Elias Von der Brelie
12.7.2023, 15:58:34
Sehr sauber Argumentiert. Genauso würde das vermutlich auch die Herrschende Meinung argumentieren. Ich Stimme eben nicht vollkommen zu weil ich der Meinung bin das eine Seite hinreichend geschützt ist (was auch gut so ist) allerdings die anderen Seiten nicht. Für mich ist das eine zu starke Prioritisierung.
BenKenobi
29.11.2023, 17:23:17
Die Interessenabwägung gestaltet sich schon schwierig, weil das biologische Geschlecht im Lichte des
APRder Intimssphäre unterfallen dürfte. Demnach handelt es sich um einen höchstpersönlichen Bereich der T, der wegen der Nähe zur Menschenwürde abwägungsfest ist. Eine Zuordnung zur Privatssphäre wäre m.E. schwer zu begründen und eher vom Ergebnis her gedacht.
paul1ne
15.7.2024, 23:22:09
Was das Unwohlsein bei Patientinnen bei Untersuchungen im Intimbereich angeht, ist in meiner Wahrnehmung neben der Professionalität der behandelnden Person wenn, dann eher auf die Sexualität und nicht auf die Genitalien der/des Untersuchenden einzugehen.
Diaa
20.7.2023, 15:57:43
Die Argumen
tation letztlich ist sehr abwegig.
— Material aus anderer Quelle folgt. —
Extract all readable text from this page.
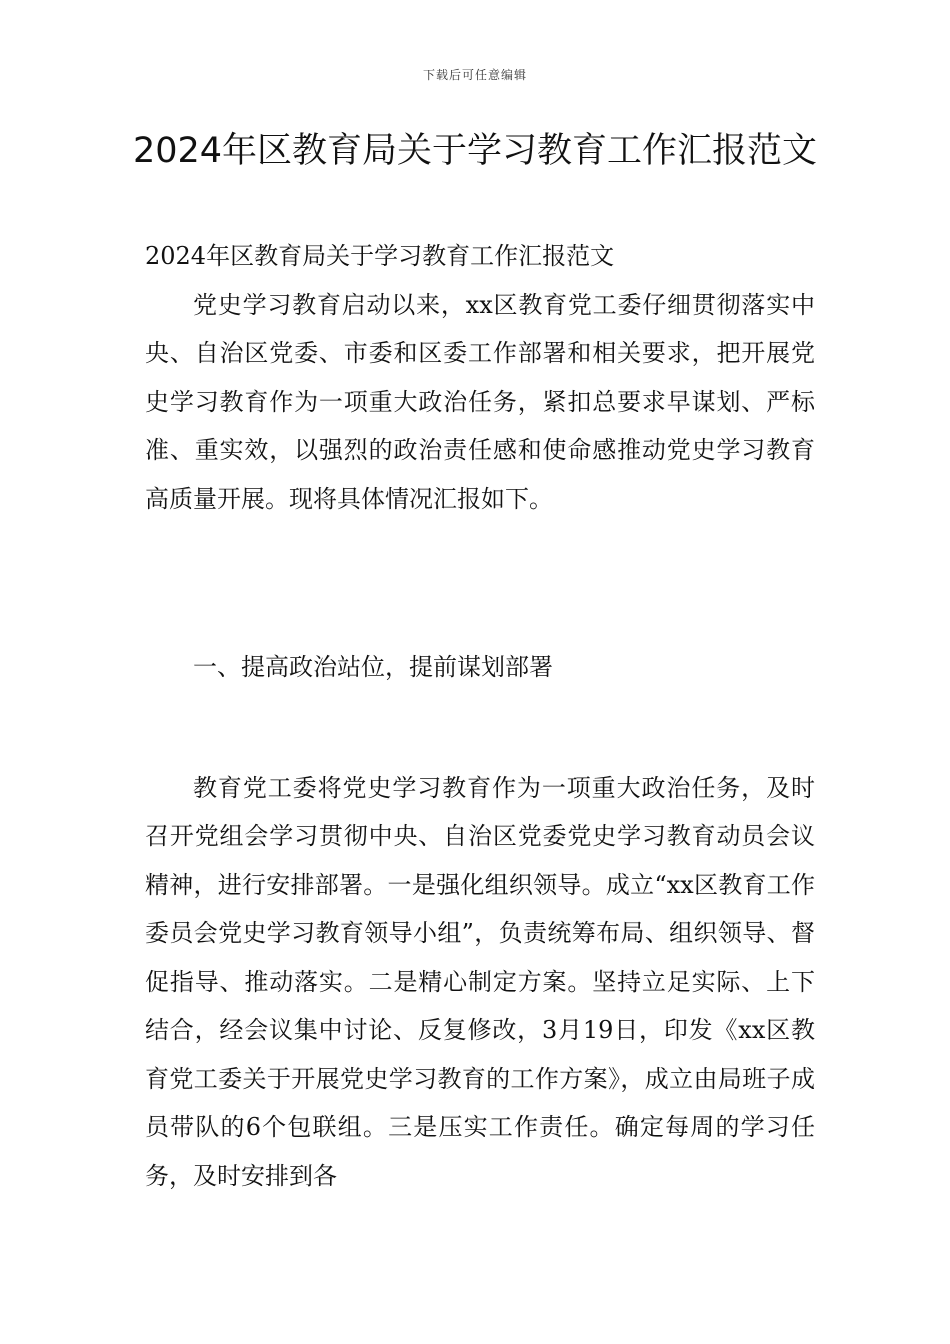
下载后可任意编辑
2024年区教育局关于学习教育工作汇报范文

2024年区教育局关于学习教育工作汇报范文

党史学习教育启动以来，xx区教育党工委仔细贯彻落实中央、自治区党委、市委和区委工作部署和相关要求，把开展党史学习教育作为一项重大政治任务，紧扣总要求早谋划、严标准、重实效，以强烈的政治责任感和使命感推动党史学习教育高质量开展。现将具体情况汇报如下。

一、提高政治站位，提前谋划部署

教育党工委将党史学习教育作为一项重大政治任务，及时召开党组会学习贯彻中央、自治区党委党史学习教育动员会议精神，进行安排部署。一是强化组织领导。成立“xx区教育工作委员会党史学习教育领导小组”，负责统筹布局、组织领导、督促指导、推动落实。二是精心制定方案。坚持立足实际、上下结合，经会议集中讨论、反复修改，3月19日，印发《xx区教育党工委关于开展党史学习教育的工作方案》，成立由局班子成员带队的6个包联组。三是压实工作责任。确定每周的学习任务，及时安排到各
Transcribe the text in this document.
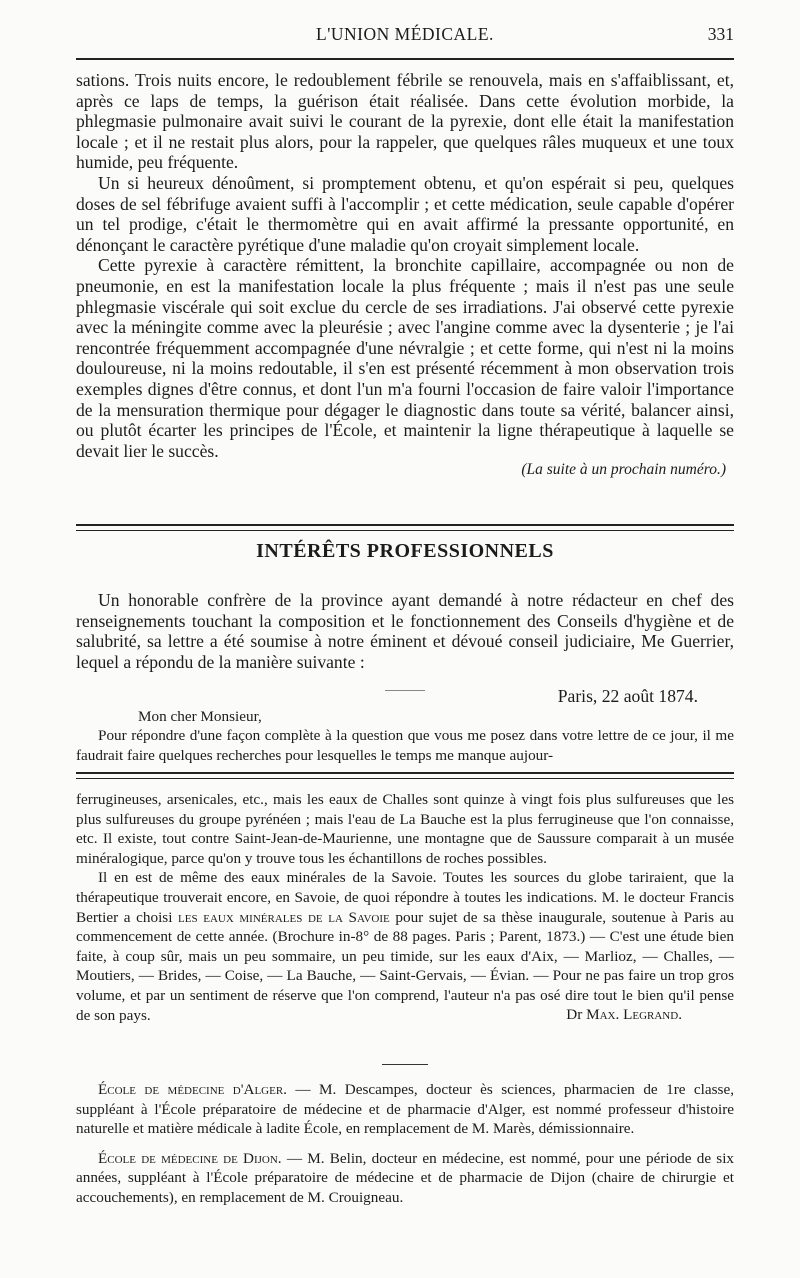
L'UNION MÉDICALE.	331

sations. Trois nuits encore, le redoublement fébrile se renouvela, mais en s'affaiblissant, et, après ce laps de temps, la guérison était réalisée. Dans cette évolution morbide, la phlegmasie pulmonaire avait suivi le courant de la pyrexie, dont elle était la manifestation locale ; et il ne restait plus alors, pour la rappeler, que quelques râles muqueux et une toux humide, peu fréquente.

Un si heureux dénoûment, si promptement obtenu, et qu'on espérait si peu, quelques doses de sel fébrifuge avaient suffi à l'accomplir ; et cette médication, seule capable d'opérer un tel prodige, c'était le thermomètre qui en avait affirmé la pressante opportunité, en dénonçant le caractère pyrétique d'une maladie qu'on croyait simplement locale.

Cette pyrexie à caractère rémittent, la bronchite capillaire, accompagnée ou non de pneumonie, en est la manifestation locale la plus fréquente ; mais il n'est pas une seule phlegmasie viscérale qui soit exclue du cercle de ses irradiations. J'ai observé cette pyrexie avec la méningite comme avec la pleurésie ; avec l'angine comme avec la dysenterie ; je l'ai rencontrée fréquemment accompagnée d'une névralgie ; et cette forme, qui n'est ni la moins douloureuse, ni la moins redoutable, il s'en est présenté récemment à mon observation trois exemples dignes d'être connus, et dont l'un m'a fourni l'occasion de faire valoir l'importance de la mensuration thermique pour dégager le diagnostic dans toute sa vérité, balancer ainsi, ou plutôt écarter les principes de l'École, et maintenir la ligne thérapeutique à laquelle se devait lier le succès.

(La suite à un prochain numéro.)
INTÉRÊTS PROFESSIONNELS

Un honorable confrère de la province ayant demandé à notre rédacteur en chef des renseignements touchant la composition et le fonctionnement des Conseils d'hygiène et de salubrité, sa lettre a été soumise à notre éminent et dévoué conseil judiciaire, Me Guerrier, lequel a répondu de la manière suivante :

Paris, 22 août 1874.
Mon cher Monsieur,

Pour répondre d'une façon complète à la question que vous me posez dans votre lettre de ce jour, il me faudrait faire quelques recherches pour lesquelles le temps me manque aujour-

ferrugineuses, arsenicales, etc., mais les eaux de Challes sont quinze à vingt fois plus sulfureuses que les plus sulfureuses du groupe pyrénéen ; mais l'eau de La Bauche est la plus ferrugineuse que l'on connaisse, etc. Il existe, tout contre Saint-Jean-de-Maurienne, une montagne que de Saussure comparait à un musée minéralogique, parce qu'on y trouve tous les échantillons de roches possibles.

Il en est de même des eaux minérales de la Savoie. Toutes les sources du globe tariraient, que la thérapeutique trouverait encore, en Savoie, de quoi répondre à toutes les indications. M. le docteur Francis Bertier a choisi les eaux minérales de la Savoie pour sujet de sa thèse inaugurale, soutenue à Paris au commencement de cette année. (Brochure in-8° de 88 pages. Paris ; Parent, 1873.) — C'est une étude bien faite, à coup sûr, mais un peu sommaire, un peu timide, sur les eaux d'Aix, — Marlioz, — Challes, — Moutiers, — Brides, — Coise, — La Bauche, — Saint-Gervais, — Évian. — Pour ne pas faire un trop gros volume, et par un sentiment de réserve que l'on comprend, l'auteur n'a pas osé dire tout le bien qu'il pense de son pays.	Dr Max. Legrand.

École de médecine d'Alger. — M. Descampes, docteur ès sciences, pharmacien de 1re classe, suppléant à l'École préparatoire de médecine et de pharmacie d'Alger, est nommé professeur d'histoire naturelle et matière médicale à ladite École, en remplacement de M. Marès, démissionnaire.

École de médecine de Dijon. — M. Belin, docteur en médecine, est nommé, pour une période de six années, suppléant à l'École préparatoire de médecine et de pharmacie de Dijon (chaire de chirurgie et accouchements), en remplacement de M. Crouigneau.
Hier wurde die Wichtigkeit des äußeren Erscheinungsbildes einer Pers. über die des Intimbereiches gestellt. Ich gehe davon aus, dass es keine h.M. und andere Ansicht vertretbar ist
ehemalige:r Nutzer:in
26.9.2023, 14:44:45
Vielleicht weniger mutmaßen und mehr lesen.l
Kind als Schaden
23.4.2024, 14:30:35
Wenn man sein Geschlecht doch (auch ausdrücklich der Gesetze) ändern lassen kann, dann ist das Geschlecht ja eigentlich bereits keine Eigenschaft, da es einer Person nicht dauerhaft anhaftet -> Siehe auch das neue Selbstbestimmungsgesetz, was eine Vereinfachung bewirkt hat, seine Geschlechtseintragung ändern zu lassen.
Timurso
24.4.2024, 11:30:40
Ich denke es geht hier primär um das Geschlecht bei Geburt / biologische Geschlecht. Dieses stellt schon eine Eigenschaft dar und kann nicht geändert werden.
DeliktusMaximus
12.12.2024, 22:28:49
Das Problem beginnt schon damit, dass weder im öffentlichen noch im juristischen Diskurs konsequent zwischen dem biologischen Geschlecht (das eine feste Eigenschaft ist) und der Geschlechtsidentität (die keine feste Eigenschaft ist) unterschieden wird; vgl. 1 BvR 2019/16.
Antonia
6.9.2024, 17:23:37
Wenn eine „Transfrau“ rechtlich zur Frau wird mit Abschluss der Geschlechtsangleichung (sprich Entfernung der männlichen Genitalien), sollte die Frauenärztin im vorliegenden Fall denn dann nicht auch gerechtfertigt sein, wenn sie sich nach dem Geschlecht erkundigt, weil sie gerade nur weibliche Mitarbeiter anstellen möchte? Schließlich geht von der Transfrau bis zur vollkommenen operativen Geschlechtsangleichung das potentielle Risiko aus, dass sie Patientinnen mit diesen sexuell misshandelt. Meines Erachtens liegt eine widerrechtliche
arglistige Täuschung vor bis zur OP.